Здесь левая оппозиция, впрочем, также совпадала по взглядам с некоторыми сторонниками большинства. Это касалось и «товарной интервенции»: «В статье, опубликованной в газете “Правда” от 20 октября 1923 года, Ларин выступил с предложением разрешить синдикатам импортировать товары из-за границы… Ларин предполагал, что прибыль, полученная от продажи дешевого иностранного импорта, пойдет на субсидирование снижения цен на российские товары, производимые синдикатами… Сторонники Троцкого прекрасно осознавали, что в свете происходящего кризиса цен его (Троцкого. – В.С.) призывы к закупке машинного оборудования выглядят по меньшей мере неуместными, поэтому в концепции интервенции товаров они увидели возможность примирить интересы сельского хозяйства и промышленности»[110].
Однако затем эта идея была осуждена партийным большинством, отказался от нее и сам Ларин[111]. Некоторая противоречивость предложений оппозиции – укрепление плановых начал с одновременным импортом товаров – позволила большинству руководства утверждать, что «в вопросах экономики оппозиция проявила наибольшее банкротство, не сумев абсолютно ничем подкрепить свои обвинения против ЦК партии и не попытавшись даже противопоставить политике партии сколько-нибудь систематические предложения по вопросам хозяйства. <…> Одна часть оппозиции отдает обильную дань “левой” фразе против нэпа вообще… Другая, гораздо более влиятельная часть оппозиции, напротив, упрекает ЦК в том, что он недостаточно идет навстречу частному капиталу, делает недостаточно уступок империалистским державам и т. д.»[112].
Уже в ходе этой первой дискуссии выявилась слабость позиций Троцкого среди рабочих и тем более крестьянских масс – существенную поддержку оппозиция получила в основном среди учащейся молодежи, «красного студенчества», а также военных. Так, в Москве за резолюции оппозиции на партсобраниях проголосовало 30 вузовских партийных ячеек, а за резолюции ЦК – 24. В то же время среди военных ячеек соответственно 26 и 39, а среди промышленных рабочих – 50 и 141[113].
Как и «Новый курс», оппозиционные резолюции порой содержали протест против некоторых в то время только зарождавшихся печальных «родимых пятен» советской действительности, присущих ей на протяжении всех последующих почти 70 лет. Например, в резолюции ячейки штабов политического управления, частей особого назначения и управления военных сообщений Московского военного округа, принятой 14 декабря 1923 года, предлагалось: «Прекратить в дальнейшем переименование чего бы то ни было (городов, улиц, казарм и т. д.) именами живых партийных работников… прекратить посылку трафаретных приветствий на каждом собрании или конференции… прекратить многочисленные юбилеи, выродившиеся в чуждые пролетарской партии казенные торжества и к тому же влекущие за собой громадный расход народных средств, оставив только наиболее важные революционные и партийные»[114].

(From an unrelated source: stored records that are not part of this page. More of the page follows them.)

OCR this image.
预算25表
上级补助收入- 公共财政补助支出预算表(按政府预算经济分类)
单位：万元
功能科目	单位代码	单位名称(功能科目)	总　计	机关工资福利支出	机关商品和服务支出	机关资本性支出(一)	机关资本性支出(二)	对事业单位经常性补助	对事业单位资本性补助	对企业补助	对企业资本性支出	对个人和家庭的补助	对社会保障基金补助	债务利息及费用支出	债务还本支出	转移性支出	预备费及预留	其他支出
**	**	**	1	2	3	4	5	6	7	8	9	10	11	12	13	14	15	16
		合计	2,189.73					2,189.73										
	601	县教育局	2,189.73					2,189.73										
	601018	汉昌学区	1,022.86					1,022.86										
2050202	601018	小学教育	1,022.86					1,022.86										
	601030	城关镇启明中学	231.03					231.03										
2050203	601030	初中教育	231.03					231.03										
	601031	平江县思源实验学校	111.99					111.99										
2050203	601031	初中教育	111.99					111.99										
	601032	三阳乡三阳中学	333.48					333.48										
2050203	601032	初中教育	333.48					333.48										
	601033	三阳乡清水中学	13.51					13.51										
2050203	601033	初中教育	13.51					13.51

Другие оппозиционеры уделяли особое внимание буржуазному разложению советских людей, в том числе и руководителей: «Ошибки при проведении НЭП создали фантастические накладные расходы, бесхозяйственность и казнокрадство выросли до невероятных размеров, как это видно из судебных процессов, излишества части ответственных работников дошли до крайности, в рабочих кварталах появились пивные и всякого рода кабачки, парализующие политическую, профессиональную и культурную работу… По вопросу заработной платы допущено резкое различие ставок между Госорганами и Хозорганами, что разлагающе действует на партийную рабочую массу»[115], – заявляли оппозиционеры из партийной ячейки отдела юстиции Пермского окружного суда.
Оппозиция ратовала за «орабочение» партии, повышение процента рабочих в ее рядах, однако массовый прием в РКП(б) рабочих после смерти Ленина («Ленинский призыв») как раз значительно ослабил силы оппозиции, что впоследствии неоднократно признавал Троцкий:
«Не нужно ни на минуту забывать, что подавляющее большинство нынешней миллионной партии имеет смутное понятие о том, чем была партия в первый период революции, не говоря уже о дореволюционном подполье. Достаточно сказать, что 75–80 проц. членов партии вступили в нее лишь после 1923 г. Число членов партии с дореволюционным стажем ниже 1 проц. Начиная с 1923 г. партия искусственно растворялась в полусырой массе, призванной играть роль послушного материала в руках профессионалов аппарата. Это разводнение революционного ядра партии явилось необходимой предпосылкой аппаратных побед над “троцкизмом”»[116].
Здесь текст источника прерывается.